Кирилл Серебренников по образованию физик. Он с отличием закончил Университет в Ростове – городе в сердце России и уже в студенческие годы занялся режиссурой. Он ни секунды не жалеет о том, что не получил формального гуманитарного образования:
- Мне говорят – а что же ты не закончил какой-нибудь художественный ОРТ? Ия отвечаю, что университетсое образование всегда выше. Там приучают думать, дают в руки аналитический инструмент.
- Но у вас ведь и музыкального образования нет. Как же вы оперу ставили?
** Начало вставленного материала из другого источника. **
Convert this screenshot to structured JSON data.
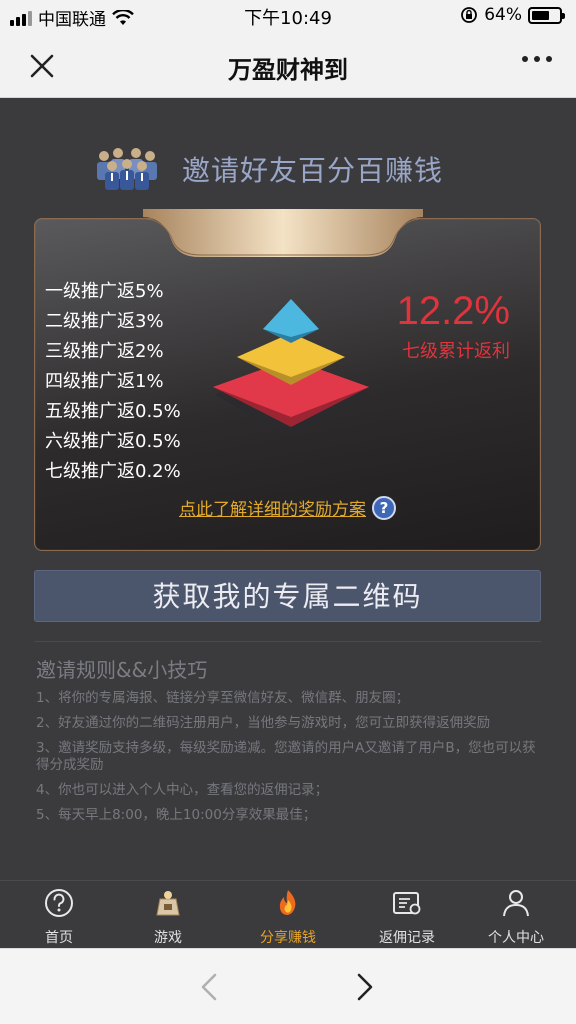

- Я готовился к этому год. У меня была запись в iPod, и каждое утро начиналось с того, что я слушал оперу. Я выучил ее наиузусть – у меня выхода не было. Я в своей обычной жизни занимаюсь анализом текстов, с этого начинаестя любая постановка спектакля. Анализ структуры доставляет мне удовольствие. Я партитуру дослушал уже до каких-то рожков шестого плана. Я вслушивался и получал удовольствие от простоты и сложности музыки Верди – это его последняя опера, в ней есть интересные и странные вещи, которые мне казались достаточно современными. Там нет ни одной арии, которые поют на концерте. Это очень актерская опера, и это здорово облегчило мне работу, потому что напоминало диалоги в обычной пьесе. Все эти роскошные и невероятно трудные ансамбли – прообраз чеховского ансамблевого театра, когда несколько тем партий сплетаются воедино, и из пяти смыслов возникает новый сверх-смысл.
- Россия – довольно консервативная, архаическая страна. Как в ней ставить осовремененный спектакль?
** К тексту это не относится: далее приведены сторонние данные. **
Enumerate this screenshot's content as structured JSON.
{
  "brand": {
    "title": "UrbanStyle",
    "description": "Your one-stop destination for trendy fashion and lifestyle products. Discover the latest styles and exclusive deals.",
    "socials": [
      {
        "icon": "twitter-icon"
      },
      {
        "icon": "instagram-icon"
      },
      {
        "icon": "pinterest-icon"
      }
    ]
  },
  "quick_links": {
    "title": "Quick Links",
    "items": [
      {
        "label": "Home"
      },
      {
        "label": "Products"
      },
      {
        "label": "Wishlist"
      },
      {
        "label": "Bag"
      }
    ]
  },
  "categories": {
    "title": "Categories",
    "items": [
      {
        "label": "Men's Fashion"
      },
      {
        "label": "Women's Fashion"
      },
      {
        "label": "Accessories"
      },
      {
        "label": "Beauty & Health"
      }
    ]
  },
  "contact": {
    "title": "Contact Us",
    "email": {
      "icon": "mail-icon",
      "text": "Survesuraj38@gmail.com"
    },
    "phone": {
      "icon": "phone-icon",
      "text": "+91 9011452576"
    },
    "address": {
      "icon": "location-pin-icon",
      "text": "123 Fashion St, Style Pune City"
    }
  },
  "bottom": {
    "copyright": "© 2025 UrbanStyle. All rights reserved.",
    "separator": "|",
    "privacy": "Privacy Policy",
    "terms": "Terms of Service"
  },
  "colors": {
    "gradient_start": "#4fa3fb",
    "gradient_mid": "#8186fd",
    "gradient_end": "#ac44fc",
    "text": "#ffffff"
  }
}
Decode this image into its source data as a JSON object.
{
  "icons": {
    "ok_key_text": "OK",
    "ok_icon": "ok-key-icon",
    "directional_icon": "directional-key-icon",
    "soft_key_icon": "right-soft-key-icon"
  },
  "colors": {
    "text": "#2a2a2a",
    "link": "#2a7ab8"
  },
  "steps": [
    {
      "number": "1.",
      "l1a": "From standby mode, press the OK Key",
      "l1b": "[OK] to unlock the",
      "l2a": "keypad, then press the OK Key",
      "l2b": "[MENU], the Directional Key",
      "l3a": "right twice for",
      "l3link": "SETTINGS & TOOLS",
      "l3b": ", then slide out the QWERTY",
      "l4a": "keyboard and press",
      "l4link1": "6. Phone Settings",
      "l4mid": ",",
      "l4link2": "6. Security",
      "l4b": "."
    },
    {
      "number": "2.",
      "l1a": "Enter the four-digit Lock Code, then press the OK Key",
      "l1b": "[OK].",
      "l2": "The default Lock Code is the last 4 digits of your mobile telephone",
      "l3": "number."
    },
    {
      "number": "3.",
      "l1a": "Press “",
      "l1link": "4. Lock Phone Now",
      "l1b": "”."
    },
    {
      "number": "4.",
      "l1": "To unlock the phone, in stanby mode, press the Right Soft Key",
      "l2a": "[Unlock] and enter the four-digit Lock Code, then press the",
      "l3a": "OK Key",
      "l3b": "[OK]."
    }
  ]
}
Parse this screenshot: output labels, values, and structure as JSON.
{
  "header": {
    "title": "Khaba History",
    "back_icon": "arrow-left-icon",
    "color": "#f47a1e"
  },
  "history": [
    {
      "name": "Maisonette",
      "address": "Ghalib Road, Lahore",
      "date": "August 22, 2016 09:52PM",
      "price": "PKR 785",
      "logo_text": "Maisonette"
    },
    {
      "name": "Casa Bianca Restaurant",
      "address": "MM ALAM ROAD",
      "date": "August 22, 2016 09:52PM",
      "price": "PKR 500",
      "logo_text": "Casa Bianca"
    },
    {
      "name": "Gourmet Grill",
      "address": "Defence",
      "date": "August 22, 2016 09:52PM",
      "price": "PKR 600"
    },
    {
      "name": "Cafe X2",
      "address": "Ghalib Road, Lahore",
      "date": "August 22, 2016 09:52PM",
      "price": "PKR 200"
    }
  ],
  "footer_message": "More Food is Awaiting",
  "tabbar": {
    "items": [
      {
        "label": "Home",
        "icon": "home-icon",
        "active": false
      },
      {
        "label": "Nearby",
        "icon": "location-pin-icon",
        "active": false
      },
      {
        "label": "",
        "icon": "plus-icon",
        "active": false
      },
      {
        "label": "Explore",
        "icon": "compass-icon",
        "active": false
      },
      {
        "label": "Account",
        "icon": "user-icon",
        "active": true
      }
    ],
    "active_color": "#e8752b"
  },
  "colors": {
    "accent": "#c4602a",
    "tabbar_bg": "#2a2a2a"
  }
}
-Я считаю, что именно благодаря тому, что она консервативна, в ней возможно появление альтернативных направлений. Что-то происходит в современном российском искусстве – есть интересные режиссеры, художники. Развивается это сложно, не всегда связано с европейским контекстом, очень зависит от своей публики. Театр это искусство коммуникации, и я не могу аппелировать к европейской публике, которая часами выстаивает очереди за билетами, а потом смотрит сложнейшие спектакли - я считаю, что это было бы нечестно. Я должен найти общий язык именно с этой публикой. Я спектакли ставлю в московских театрах, и оперу для этих же людей ставил – именно их нужно поразить, развлечь, объяснить, говорит с ними на языке, им понятным. В то же время, мы должны готовить новую зрительскую среду – так, осенью мы устраиваем в Москве большой международный мультимедийный фестиваль “Терриория”, где представим радикальное современное искусство, которого в Москве еще не видели. И мы привезем на фестиваль 250 студентов из художественных ВУЗов со всей страны.
- Что предсталяет собой сегодня зрительская масса?
- Это очень сложный и долгий разговор. Современное российское общество очень расщепленное, лишенное какой бы то ни было целостности, не могущее себя сформулировать, находящееся между прошлым, в котором, как им кажется, было хорошо, и будущим, которого они не видят. Мне кажется, в современном искусстве много интересной работы. Это как во время войны врачам всегда работы больше, и российское общество находится в состоянии бурления, каких-то процессов, решается вопрос, куда эта страна пойдет, куда качнется. И искусство не может это не отражать. Я как раз сторонник социального искусства, а не теории башни из слоновой кости. Задача театра вообще и оперы в частности быть не абстрактной, а про людей, которые сидят в зале. Разворачивается история 17 века – да кому это надо? Нужно, чтобы их эта история цепляла, чтобы они в этих Фордах и Мэг видели своих соседей, иначе какой смысл ставить спектакль?
- И последнее – имеет ли для вас какое-нибудь значение факт, что ваш спектакль будет поставлен в Израиле?
- Ну конечно! Мой папа – еврей, мама – украинка, но внешне я похож на отца и тут, в Израиле, живет вся его родня. Я буду очень рад, если мне удастся приехать в Тель-Авив вместе с театром.